Thursday, December 19, 2013

Why 95% of Investors Fail at Futures and Forex


forexWhat does it take to be successful in life? Do we emulate the worst people, or do we emulate the best? When it comes to trading futures and forex, it seems easy to emulate the worst. Those who have heard about futures and forex trading usually hear it from family members or acquaintances who failed at it. While it is good to keep an open mind, the negativity of the unsuccessful can weigh heavily for those starting out or for those who have experience but still lack a grasp of the basics of how the futures and forex markets work.
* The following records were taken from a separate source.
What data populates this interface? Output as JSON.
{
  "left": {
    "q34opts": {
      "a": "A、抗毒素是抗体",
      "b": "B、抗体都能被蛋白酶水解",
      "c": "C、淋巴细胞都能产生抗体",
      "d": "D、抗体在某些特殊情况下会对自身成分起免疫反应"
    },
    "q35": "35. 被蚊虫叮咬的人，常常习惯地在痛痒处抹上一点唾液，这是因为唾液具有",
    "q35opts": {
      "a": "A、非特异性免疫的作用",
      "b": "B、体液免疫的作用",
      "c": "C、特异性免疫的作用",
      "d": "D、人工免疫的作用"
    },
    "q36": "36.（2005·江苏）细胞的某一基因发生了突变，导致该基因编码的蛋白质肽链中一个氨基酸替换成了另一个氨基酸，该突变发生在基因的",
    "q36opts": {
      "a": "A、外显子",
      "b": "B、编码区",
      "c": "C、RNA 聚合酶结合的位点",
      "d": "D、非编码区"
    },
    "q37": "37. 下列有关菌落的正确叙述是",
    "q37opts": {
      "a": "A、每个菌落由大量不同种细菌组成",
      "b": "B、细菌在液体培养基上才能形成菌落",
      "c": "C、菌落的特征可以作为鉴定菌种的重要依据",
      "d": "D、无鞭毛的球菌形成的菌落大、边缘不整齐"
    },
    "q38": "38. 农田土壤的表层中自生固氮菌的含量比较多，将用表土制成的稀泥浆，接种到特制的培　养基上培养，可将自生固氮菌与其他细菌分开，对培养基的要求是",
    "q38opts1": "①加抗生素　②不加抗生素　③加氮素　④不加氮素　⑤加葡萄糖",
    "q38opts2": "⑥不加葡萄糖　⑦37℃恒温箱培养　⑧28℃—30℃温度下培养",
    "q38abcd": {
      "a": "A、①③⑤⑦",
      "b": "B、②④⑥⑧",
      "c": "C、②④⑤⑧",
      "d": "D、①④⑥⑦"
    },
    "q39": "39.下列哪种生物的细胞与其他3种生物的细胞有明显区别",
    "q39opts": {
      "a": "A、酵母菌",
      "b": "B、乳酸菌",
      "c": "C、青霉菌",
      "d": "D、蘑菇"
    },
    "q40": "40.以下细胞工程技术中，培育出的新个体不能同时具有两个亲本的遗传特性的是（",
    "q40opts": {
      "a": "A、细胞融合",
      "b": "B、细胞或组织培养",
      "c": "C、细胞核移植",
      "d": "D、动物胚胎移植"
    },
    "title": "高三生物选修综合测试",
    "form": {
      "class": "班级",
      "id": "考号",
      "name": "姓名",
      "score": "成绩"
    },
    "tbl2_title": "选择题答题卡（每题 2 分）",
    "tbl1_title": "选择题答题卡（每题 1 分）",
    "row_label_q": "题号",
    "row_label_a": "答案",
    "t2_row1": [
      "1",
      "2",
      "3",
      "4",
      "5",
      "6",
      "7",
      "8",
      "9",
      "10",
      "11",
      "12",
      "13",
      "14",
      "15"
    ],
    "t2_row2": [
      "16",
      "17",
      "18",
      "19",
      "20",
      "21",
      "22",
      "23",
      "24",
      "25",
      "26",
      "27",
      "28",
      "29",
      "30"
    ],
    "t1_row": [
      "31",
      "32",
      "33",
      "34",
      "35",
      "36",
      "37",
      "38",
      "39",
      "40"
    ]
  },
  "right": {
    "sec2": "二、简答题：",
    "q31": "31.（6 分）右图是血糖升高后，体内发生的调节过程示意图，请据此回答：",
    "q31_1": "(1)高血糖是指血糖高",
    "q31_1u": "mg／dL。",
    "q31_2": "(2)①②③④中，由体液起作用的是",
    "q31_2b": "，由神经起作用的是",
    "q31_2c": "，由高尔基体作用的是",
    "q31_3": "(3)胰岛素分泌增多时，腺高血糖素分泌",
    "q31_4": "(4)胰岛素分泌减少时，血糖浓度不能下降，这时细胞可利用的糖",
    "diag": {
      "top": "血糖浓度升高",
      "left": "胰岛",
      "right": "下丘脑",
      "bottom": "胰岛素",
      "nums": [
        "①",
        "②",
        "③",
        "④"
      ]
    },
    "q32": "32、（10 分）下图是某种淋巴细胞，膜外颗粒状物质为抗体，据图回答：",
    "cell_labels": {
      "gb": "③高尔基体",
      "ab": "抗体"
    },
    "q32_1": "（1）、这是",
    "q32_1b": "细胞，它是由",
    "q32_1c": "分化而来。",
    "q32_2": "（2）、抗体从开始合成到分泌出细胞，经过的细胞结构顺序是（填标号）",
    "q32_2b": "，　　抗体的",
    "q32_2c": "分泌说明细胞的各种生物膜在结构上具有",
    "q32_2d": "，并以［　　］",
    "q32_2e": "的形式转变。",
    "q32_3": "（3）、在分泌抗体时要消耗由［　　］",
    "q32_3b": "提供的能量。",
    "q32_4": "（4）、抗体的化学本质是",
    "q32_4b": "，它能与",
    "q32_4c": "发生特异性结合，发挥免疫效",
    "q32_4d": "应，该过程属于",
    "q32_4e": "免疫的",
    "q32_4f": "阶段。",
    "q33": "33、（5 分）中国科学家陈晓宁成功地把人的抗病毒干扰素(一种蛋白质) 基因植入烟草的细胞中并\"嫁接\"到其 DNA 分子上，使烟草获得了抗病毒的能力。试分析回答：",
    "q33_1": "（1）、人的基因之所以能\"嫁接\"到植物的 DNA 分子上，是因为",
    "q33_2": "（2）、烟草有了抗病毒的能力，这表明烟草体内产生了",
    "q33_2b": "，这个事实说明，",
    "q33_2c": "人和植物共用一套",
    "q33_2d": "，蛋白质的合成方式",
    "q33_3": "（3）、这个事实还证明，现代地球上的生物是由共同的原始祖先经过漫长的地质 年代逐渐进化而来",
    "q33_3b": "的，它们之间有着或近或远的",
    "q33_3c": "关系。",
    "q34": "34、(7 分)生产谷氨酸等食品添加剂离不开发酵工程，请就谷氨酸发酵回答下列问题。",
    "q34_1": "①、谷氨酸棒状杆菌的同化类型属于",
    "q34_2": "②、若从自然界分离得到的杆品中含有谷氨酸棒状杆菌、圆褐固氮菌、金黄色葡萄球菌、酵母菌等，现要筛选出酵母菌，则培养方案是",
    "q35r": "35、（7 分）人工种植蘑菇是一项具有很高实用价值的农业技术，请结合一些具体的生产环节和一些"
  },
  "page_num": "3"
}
There are a myriad of reasons why 95% of traders fail, ranging from undercapitalization or overcapitalization to not being familiar with the vocabulary, bringing old stock ideas into trading decisions, and misunderstanding gambling and speculation. The following chapters will shed light on why 95% of investors fail in their transition to trading futures and forex and more importantly how you can become one of the 5% that can take control of their futures and forex trading, leading them to success.
Becoming one of the elite 5% is easier said than done. That is why you must learn to separate your individual trading experience from your overall trading goals. You will sometimes find yourself losing right along with the other 95% of traders. You won’t be able to make heads or tails of the market. What will make the difference is not the loss but how you have prepared for the loss and how you react.
The World of Futures and Forex
While today’s futures and forex markets are the hottest news items, with the weak dollar, increasing oil prices, and gold making headlines every other day, it has not always been this way. Each of these markets was born out of the necessity of their times.
Forward contracts, the precursor to the futures markets, can be dated as far back as Phoenician times. In sixteenth-century Japan, we see a fully operational rice futures exchange that was functional and had a tremendous impact on the local economy. The countries that adopted forward contracts and later futures contracts, all had one thing in common: strong commodity economies that were impacted by time in some form or fashion.
The same occurred in the forex market. While foreign currency trading is a relatively new phenomenon, approximately 30 years in the making, it also came of age out of the need to accurately reflect the value of various burgeoning economies around the world.
So when the world was smaller, particularly after the end of World War II, import and export numbers were negligible and thus free-floating currencies were not as important. The moment that the world began to catch up with the United States in manufacturing and exporting goods, so did the need to accurately use currencies to reflect the strength or weakness of a country and then measure their goods and services accordingly.